Preparing the arm


#1

Hey, what are some ways I could get my arm ready for today’s start?


#2

Today?
Drink plenty of water, do a good full body warm up with a job and some active stretching/mobility work. Get in a good solid warm up catch before going into the pregame bullpen.
Day of a game is way late to consider how to prep your arm. More of a consistent long term approach is probably better.


#3

thanks. well i’ve been preparing my arm for a while now but i just wanted to know some key things to do the day of. you think i should do a light jog on my treadmill before heading to the game or take a couple laps at the park?


#4

Some of the best advice that you’ll ever receive on this subject was given to you by fearsomefour.

The actual game day should start you at least three hours prior to “scheduled” appearance. Your physical and mental framework is proportional to timing. By that I mean, first get accustomed to your surroundings, where the sun is, or isn’t, the environmental impacts that will impress your presence - heat or the lack thereof, humidity and so on. Start off by slowly building your mental and physical body to accept the demands of the day. Like fearsomefour pointed out, prepare. Remember, your arm is just an appendage that depends on the cooperation of your entire physique, a compliment if you will of progressive movement(s).
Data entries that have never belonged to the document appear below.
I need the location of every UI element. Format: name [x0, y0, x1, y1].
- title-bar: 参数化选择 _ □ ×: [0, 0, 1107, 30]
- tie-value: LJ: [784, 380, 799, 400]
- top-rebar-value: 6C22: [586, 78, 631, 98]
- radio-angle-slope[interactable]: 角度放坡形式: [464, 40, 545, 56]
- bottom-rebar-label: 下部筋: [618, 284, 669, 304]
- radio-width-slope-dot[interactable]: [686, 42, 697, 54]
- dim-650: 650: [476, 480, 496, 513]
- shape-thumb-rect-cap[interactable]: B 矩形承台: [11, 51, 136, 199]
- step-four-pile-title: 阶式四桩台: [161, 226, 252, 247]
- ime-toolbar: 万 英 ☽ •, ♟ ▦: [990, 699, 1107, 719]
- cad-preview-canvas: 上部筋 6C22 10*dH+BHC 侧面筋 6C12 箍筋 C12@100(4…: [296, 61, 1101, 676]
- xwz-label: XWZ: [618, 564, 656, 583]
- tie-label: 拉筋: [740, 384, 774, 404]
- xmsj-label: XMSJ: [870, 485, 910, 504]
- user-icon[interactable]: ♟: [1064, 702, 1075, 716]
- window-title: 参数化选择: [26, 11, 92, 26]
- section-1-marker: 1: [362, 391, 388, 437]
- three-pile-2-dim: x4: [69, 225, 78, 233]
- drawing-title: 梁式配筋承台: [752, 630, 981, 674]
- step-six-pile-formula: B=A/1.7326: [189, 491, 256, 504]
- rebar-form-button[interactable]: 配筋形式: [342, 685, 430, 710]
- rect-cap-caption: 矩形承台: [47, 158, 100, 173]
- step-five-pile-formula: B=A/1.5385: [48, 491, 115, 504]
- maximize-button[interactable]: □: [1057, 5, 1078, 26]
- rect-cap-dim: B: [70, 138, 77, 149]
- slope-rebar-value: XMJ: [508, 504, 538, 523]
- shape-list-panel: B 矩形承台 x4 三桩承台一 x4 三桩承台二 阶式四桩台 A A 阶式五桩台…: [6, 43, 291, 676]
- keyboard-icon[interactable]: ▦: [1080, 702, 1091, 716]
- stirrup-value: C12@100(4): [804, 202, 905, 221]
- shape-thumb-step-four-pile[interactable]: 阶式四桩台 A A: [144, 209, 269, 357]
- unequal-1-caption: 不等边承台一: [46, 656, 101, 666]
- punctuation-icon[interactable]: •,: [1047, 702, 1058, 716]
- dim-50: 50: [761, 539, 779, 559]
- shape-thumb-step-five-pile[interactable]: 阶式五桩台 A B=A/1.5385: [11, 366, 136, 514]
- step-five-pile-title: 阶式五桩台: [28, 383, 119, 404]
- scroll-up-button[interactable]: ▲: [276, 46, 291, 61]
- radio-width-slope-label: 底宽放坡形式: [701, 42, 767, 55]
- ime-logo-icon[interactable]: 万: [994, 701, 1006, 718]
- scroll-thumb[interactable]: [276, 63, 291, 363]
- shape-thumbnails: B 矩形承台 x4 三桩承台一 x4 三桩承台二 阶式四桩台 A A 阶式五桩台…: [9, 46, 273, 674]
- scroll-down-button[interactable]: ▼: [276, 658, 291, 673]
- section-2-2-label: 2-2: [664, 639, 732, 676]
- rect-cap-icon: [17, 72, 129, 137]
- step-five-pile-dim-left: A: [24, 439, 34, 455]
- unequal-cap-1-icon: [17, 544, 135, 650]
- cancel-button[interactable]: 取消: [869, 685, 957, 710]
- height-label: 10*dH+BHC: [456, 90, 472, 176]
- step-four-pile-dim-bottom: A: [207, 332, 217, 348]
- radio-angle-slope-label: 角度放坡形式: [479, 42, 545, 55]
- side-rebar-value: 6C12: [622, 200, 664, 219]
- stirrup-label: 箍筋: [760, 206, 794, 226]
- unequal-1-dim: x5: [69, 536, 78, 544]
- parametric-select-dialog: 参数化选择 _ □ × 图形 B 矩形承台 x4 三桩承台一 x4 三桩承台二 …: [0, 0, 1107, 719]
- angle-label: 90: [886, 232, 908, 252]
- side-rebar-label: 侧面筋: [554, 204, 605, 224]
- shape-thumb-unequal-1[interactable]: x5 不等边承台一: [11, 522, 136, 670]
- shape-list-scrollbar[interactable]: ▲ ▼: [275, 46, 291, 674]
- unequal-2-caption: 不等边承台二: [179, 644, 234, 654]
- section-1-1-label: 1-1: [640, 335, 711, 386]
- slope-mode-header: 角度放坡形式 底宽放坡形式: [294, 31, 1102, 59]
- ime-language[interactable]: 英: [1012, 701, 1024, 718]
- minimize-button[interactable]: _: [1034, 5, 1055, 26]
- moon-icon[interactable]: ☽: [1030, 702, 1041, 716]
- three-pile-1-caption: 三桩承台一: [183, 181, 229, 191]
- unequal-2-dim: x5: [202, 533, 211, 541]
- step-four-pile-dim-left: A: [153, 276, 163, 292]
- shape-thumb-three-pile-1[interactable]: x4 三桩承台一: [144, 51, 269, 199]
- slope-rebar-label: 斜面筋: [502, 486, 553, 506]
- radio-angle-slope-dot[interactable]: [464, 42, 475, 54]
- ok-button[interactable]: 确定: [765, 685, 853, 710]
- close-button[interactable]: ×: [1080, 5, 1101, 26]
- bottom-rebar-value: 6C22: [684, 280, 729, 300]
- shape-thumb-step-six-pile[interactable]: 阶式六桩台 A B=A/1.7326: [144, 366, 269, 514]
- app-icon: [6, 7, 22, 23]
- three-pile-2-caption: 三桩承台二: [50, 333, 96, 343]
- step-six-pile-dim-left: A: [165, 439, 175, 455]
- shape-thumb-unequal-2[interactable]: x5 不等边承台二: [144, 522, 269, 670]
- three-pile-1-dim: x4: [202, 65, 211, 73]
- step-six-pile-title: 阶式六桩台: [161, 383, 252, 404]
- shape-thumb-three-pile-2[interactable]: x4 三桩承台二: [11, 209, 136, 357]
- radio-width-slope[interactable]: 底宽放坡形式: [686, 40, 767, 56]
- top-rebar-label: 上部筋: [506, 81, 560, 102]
On the other hand, if you’re put into the field, then called in to relieve someone with only five(5) to eight(8) pitches as “thee warm up,” you’re pretty well done, even before you begin. So if that is a customary way of doing things where you are, there’s not much here that can help you.


#5

A light jog “pole to pole” as I like to call it, isn’t a bad way to get your body’s tempo going. However, WALK that ground first. Inspect the ground for holes, trash and other things that might injure you. Start off slow, then increase your jog to a sprint. When coming off a sprint, don’t “pull up” and come to a complete stop. Slowly decrease your pace down to a walk. A pause to catch your breath and slightly relax after. Then find a place where you can spread out a towel and use that to do some static-in-place stretching… light stretching. Why the towel? The field/grass can have all kinds of parasites like fleas, ticks, and animal droppings. You don’t want to lay on that stuff. Then, get into a dynamic stretching/warm up routine. What are dynamic stretching/warm ups? The internet has a ton of advice on these, especially designed for baseball and pitchers. Also, hydrate, hydrate, hydrate while experiencing these phases.

Now here’s a consideration - where does all that hydration go? Well, you’ll sweat a lot of out during your pregame workout, but, you’ll be looking for a facility too. Plan ahead for that. Don’t be careless and think that the surrounding private property will accommodate you.